Conduje el coche por las calles del barrio hasta llegar a la carretera principal que recorría el pueblo. Era un rodeo pero, teniendo en cuenta mi estado, era mejor tomar la carretera que atravesar las calles estrechas y serpenteantes. No sé cómo, pero lograba mantener el coche en marcha y en la calzada, lo cual era todo un logro. Hasta me aventuré a meter segunda y tercera. Vi dos focos cegadores que venían por mi carril, y esto significaba que yo iba por el carril contrario. Giré el volante y volví a los cauces de la conducción no-temeraria. Las chapas del viejo coche pasaron más de dos veces a un centímetro del arañazo fatal. Pero al final llegamos todos sanos y salvos a casa de Juan.


Juan no llevaba las llaves encima, tenía que dar la vuelta y entrar por las traseras. Dijo que debía acompañarle una persona, y dada nuestra rara conexión —esto son conjeturas mías— me escogió a mí. Fuimos hasta el final de la calle, doblamos la esquina, y nos metimos por un estrecho callejón que partía en dos la manzana. A él se abrían todos los patios traseros de las casas. Al llegar al lugar adecuado Juan se detuvo y me ofreció apoyo para que saltara la pared. Una vez dentro me pidió que le abriera la puerta y entró. Su patio trasero estaba lleno de plantas de marihuana.

—Esto era lo que quería que vieras.
—¡Aaaaah, amigo!
—Tengo que tener cuidado porque mi perro se las come. El cabrón se ha vuelto adicto o algo así. El otro día se comió una planta pequeña de black widow —dijo mostrándome un tiesto con ramitas desnudas—. Ven, sígueme.

Entramos a la humilde casa atravesando una de esas cortinas formadas por muchísimas tiras verticales. Todo estaba abierto porque hacía mucho calor. Me dijo que esperara ahí, para no hacer ruido; sus padres estaban durmiendo. Él desapareció por un pasillo y me quedé solo en aquel hogar ajeno y silencioso. Escruté la oscuridad y miré lo que dejaban ver las puertas abiertas. Una porción de la encimera de la cocina con un microondas encima, un cuarto de baño cubierto de azulejos en el que se veían un lavabo y un espejo, una cama de matrimonio donde había dos personas durmiendo. ¡Sus padres! Quién era yo para violar aquella intimidad. Sólo un drogado en busca de droga. Me puse triste y empecé a sentirme incómodo allí, pero para mi alivio apareció Juan. Dijo que saliéramos al patio.

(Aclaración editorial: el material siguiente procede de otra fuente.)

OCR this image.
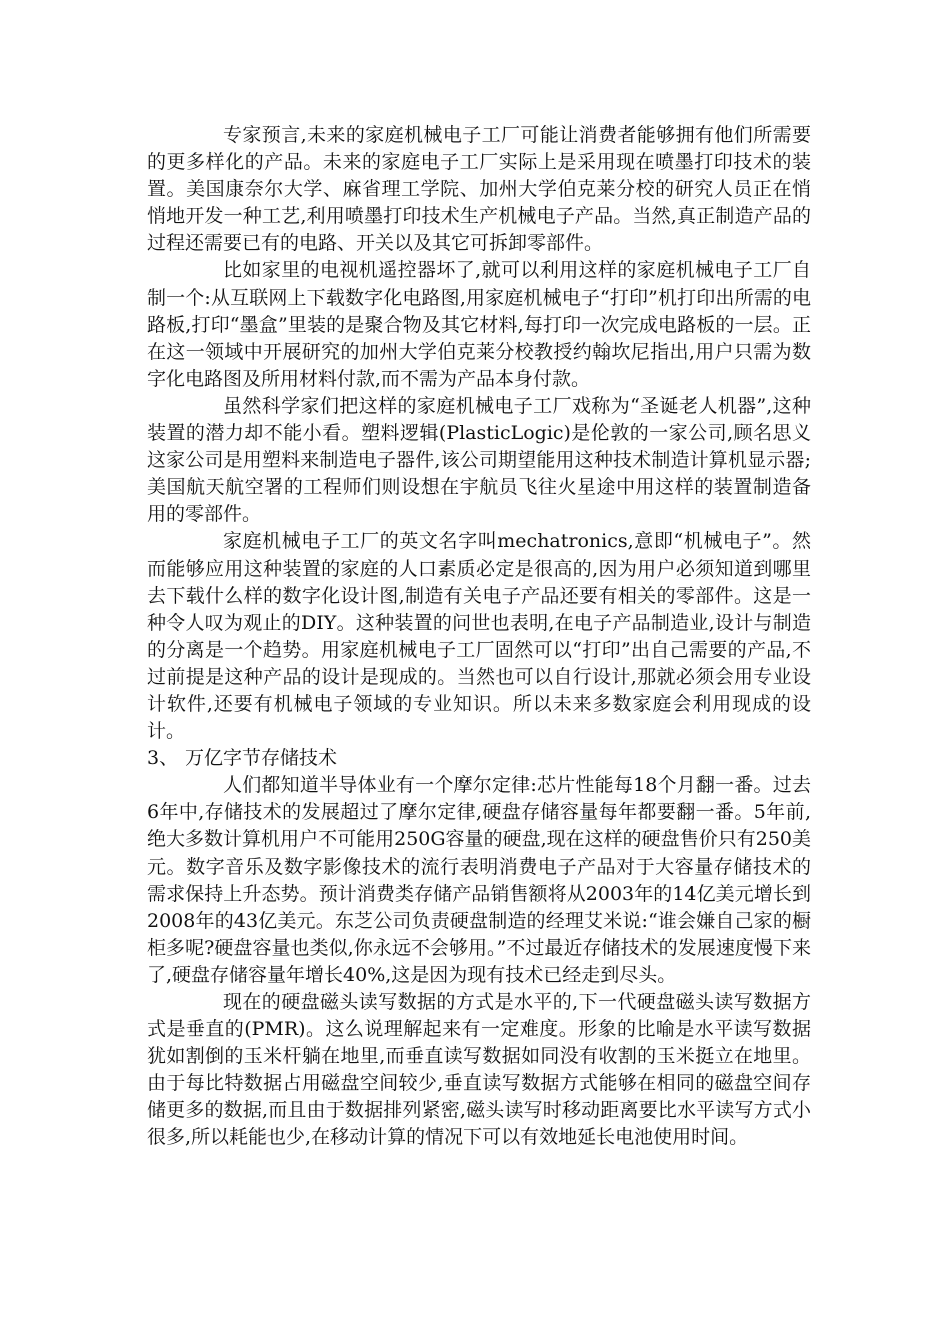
专家预言,未来的家庭机械电子工厂可能让消费者能够拥有他们所需要的更多样化的产品。未来的家庭电子工厂实际上是采用现在喷墨打印技术的装置。美国康奈尔大学、麻省理工学院、加州大学伯克莱分校的研究人员正在悄悄地开发一种工艺,利用喷墨打印技术生产机械电子产品。当然,真正制造产品的过程还需要已有的电路、开关以及其它可拆卸零部件。

比如家里的电视机遥控器坏了,就可以利用这样的家庭机械电子工厂自制一个:从互联网上下载数字化电路图,用家庭机械电子“打印”机打印出所需的电路板,打印“墨盒”里装的是聚合物及其它材料,每打印一次完成电路板的一层。正在这一领域中开展研究的加州大学伯克莱分校教授约翰坎尼指出,用户只需为数字化电路图及所用材料付款,而不需为产品本身付款。

虽然科学家们把这样的家庭机械电子工厂戏称为“圣诞老人机器”,这种装置的潜力却不能小看。塑料逻辑(PlasticLogic)是伦敦的一家公司,顾名思义这家公司是用塑料来制造电子器件,该公司期望能用这种技术制造计算机显示器;美国航天航空署的工程师们则设想在宇航员飞往火星途中用这样的装置制造备用的零部件。

家庭机械电子工厂的英文名字叫mechatronics,意即“机械电子”。然而能够应用这种装置的家庭的人口素质必定是很高的,因为用户必须知道到哪里去下载什么样的数字化设计图,制造有关电子产品还要有相关的零部件。这是一种令人叹为观止的DIY。这种装置的问世也表明,在电子产品制造业,设计与制造的分离是一个趋势。用家庭机械电子工厂固然可以“打印”出自己需要的产品,不过前提是这种产品的设计是现成的。当然也可以自行设计,那就必须会用专业设计软件,还要有机械电子领域的专业知识。所以未来多数家庭会利用现成的设计。

3、 万亿字节存储技术

人们都知道半导体业有一个摩尔定律:芯片性能每18个月翻一番。过去6年中,存储技术的发展超过了摩尔定律,硬盘存储容量每年都要翻一番。5年前,绝大多数计算机用户不可能用250G容量的硬盘,现在这样的硬盘售价只有250美元。数字音乐及数字影像技术的流行表明消费电子产品对于大容量存储技术的需求保持上升态势。预计消费类存储产品销售额将从2003年的14亿美元增长到2008年的43亿美元。东芝公司负责硬盘制造的经理艾米说:“谁会嫌自己家的橱柜多呢?硬盘容量也类似,你永远不会够用。”不过最近存储技术的发展速度慢下来了,硬盘存储容量年增长40%,这是因为现有技术已经走到尽头。

现在的硬盘磁头读写数据的方式是水平的,下一代硬盘磁头读写数据方式是垂直的(PMR)。这么说理解起来有一定难度。形象的比喻是水平读写数据犹如割倒的玉米杆躺在地里,而垂直读写数据如同没有收割的玉米挺立在地里。由于每比特数据占用磁盘空间较少,垂直读写数据方式能够在相同的磁盘空间存储更多的数据,而且由于数据排列紧密,磁头读写时移动距离要比水平读写方式小很多,所以耗能也少,在移动计算的情况下可以有效地延长电池使用时间。
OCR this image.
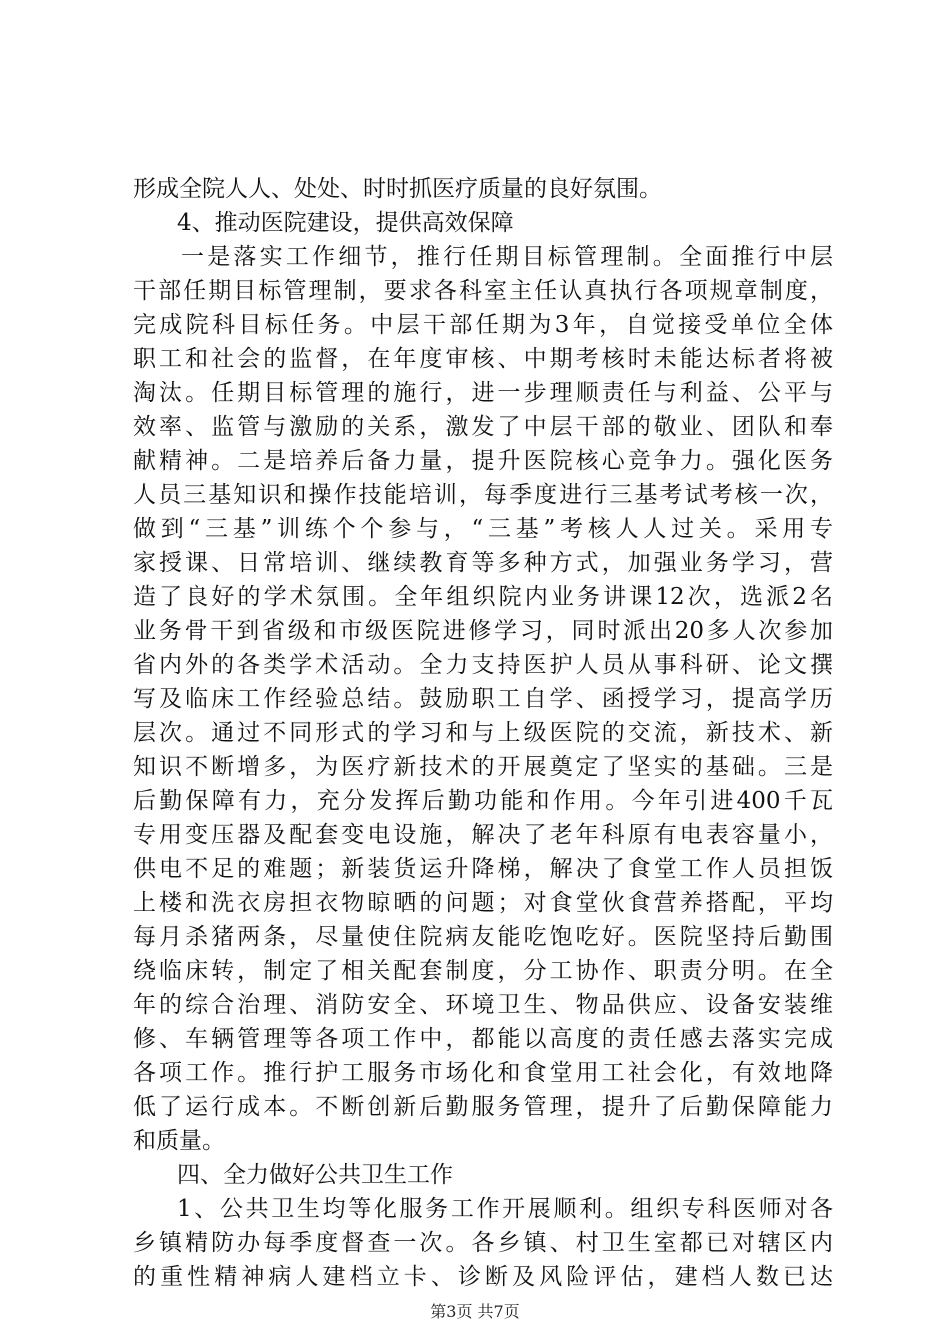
形成全院人人、处处、时时抓医疗质量的良好氛围。
4、推动医院建设，提供高效保障
一是落实工作细节，推行任期目标管理制。全面推行中层
干部任期目标管理制，要求各科室主任认真执行各项规章制度，
完成院科目标任务。中层干部任期为3年，自觉接受单位全体
职工和社会的监督，在年度审核、中期考核时未能达标者将被
淘汰。任期目标管理的施行，进一步理顺责任与利益、公平与
效率、监管与激励的关系，激发了中层干部的敬业、团队和奉
献精神。二是培养后备力量，提升医院核心竞争力。强化医务
人员三基知识和操作技能培训，每季度进行三基考试考核一次，
做到“三基”训练个个参与，“三基”考核人人过关。采用专
家授课、日常培训、继续教育等多种方式，加强业务学习，营
造了良好的学术氛围。全年组织院内业务讲课12次，选派2名
业务骨干到省级和市级医院进修学习，同时派出20多人次参加
省内外的各类学术活动。全力支持医护人员从事科研、论文撰
写及临床工作经验总结。鼓励职工自学、函授学习，提高学历
层次。通过不同形式的学习和与上级医院的交流，新技术、新
知识不断增多，为医疗新技术的开展奠定了坚实的基础。三是
后勤保障有力，充分发挥后勤功能和作用。今年引进400千瓦
专用变压器及配套变电设施，解决了老年科原有电表容量小，
供电不足的难题；新装货运升降梯，解决了食堂工作人员担饭
上楼和洗衣房担衣物晾晒的问题；对食堂伙食营养搭配，平均
每月杀猪两条，尽量使住院病友能吃饱吃好。医院坚持后勤围
绕临床转，制定了相关配套制度，分工协作、职责分明。在全
年的综合治理、消防安全、环境卫生、物品供应、设备安装维
修、车辆管理等各项工作中，都能以高度的责任感去落实完成
各项工作。推行护工服务市场化和食堂用工社会化，有效地降
低了运行成本。不断创新后勤服务管理，提升了后勤保障能力
和质量。
四、全力做好公共卫生工作
1、公共卫生均等化服务工作开展顺利。组织专科医师对各
乡镇精防办每季度督查一次。各乡镇、村卫生室都已对辖区内
的重性精神病人建档立卡、诊断及风险评估，建档人数已达
第3页 共7页
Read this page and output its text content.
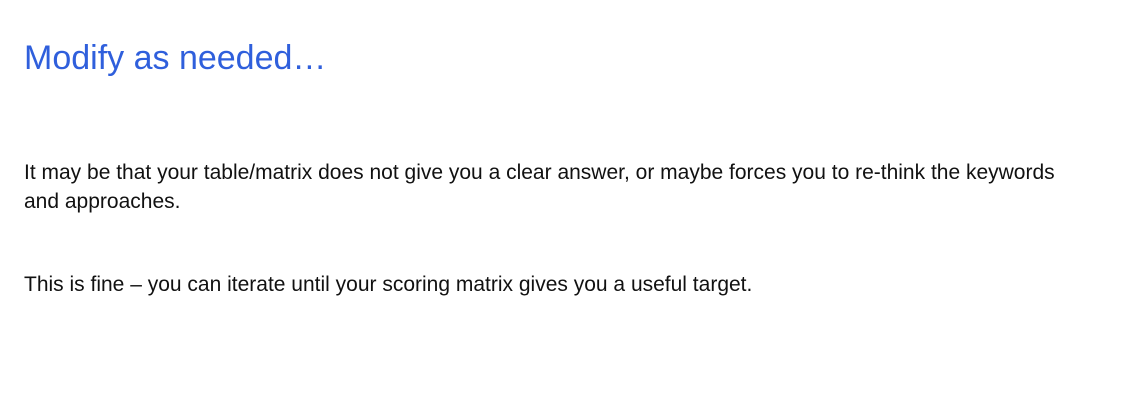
Modify as needed…

It may be that your table/matrix does not give you a clear answer, or maybe forces you to re-think the keywords and approaches.

This is fine – you can iterate until your scoring matrix gives you a useful target.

—Tío, hay un problema. Hay menos LSD del que yo creía. Sólo queda esto —me mostró un rectangulito de papel. Así que aquello era el LSD...—. ¿Qué hacemos?
—No sé, tú eres el que entiende.
—Si queremos cortarlo para todos necesito unas tijeras, pero no las encuentro. No puedo encender la luz para no molestar a mis padres.
—¿Entonces qué hacemos?
—Yo había pensado en que nos lo comiéramos sólo tú y yo. Si lo parto sólo una vez no se echa tanto a perder. A ellos les decimos que no, que no me quedaba.
—No sé... no me gustan esas cosas retorcidas.
—Sí, bueno, tienes razón, iremos allí y les explico.

Volvimos al coche. Ellos estaban fuera, sentados en la acera. Ofrecían una imagen de algún modo triste y bella. El viejo coche aparcado, los tres drogados sentados en la acera charlando, el cono de luz de una farola cayendo sobre ellos, y el resto de la calle envuelta en una penumbra azulada. No podía traicionar a aquellas personas.

—Hay un problema con el LSD —confesé.
—Sí, hay menos del que yo pensaba que iba a haber. Con esto tenemos para divertirnos un poco, pero necesitaríamos una tijera para cortarlo. ¿Alguien tiene una tijera?
—No.
—Es que si no se me va a quedar todo en los dedos al partirlo.
—¿Y qué hacemos entonces?
—No tomarlo.
—No. Ya que hemos llegado hasta aquí... ¡adelante! —me empeñé.
—Sí —me siguieron.
—Está bien, está bien —cedió Juan.

Nos sentamos bajo la luz de la farola y él partió el pedacito de LSD en cinco pedazos más pequeños con sus manos pardas. El milagro de los panes y los peces para cinco drogados en un amanecer de agosto. Metimos nuestros pedacitos en la boca, como una extraña eucaristía psicodélica. Janis, Jimi, dejadme contemplar vuestro eterno sexo celestial.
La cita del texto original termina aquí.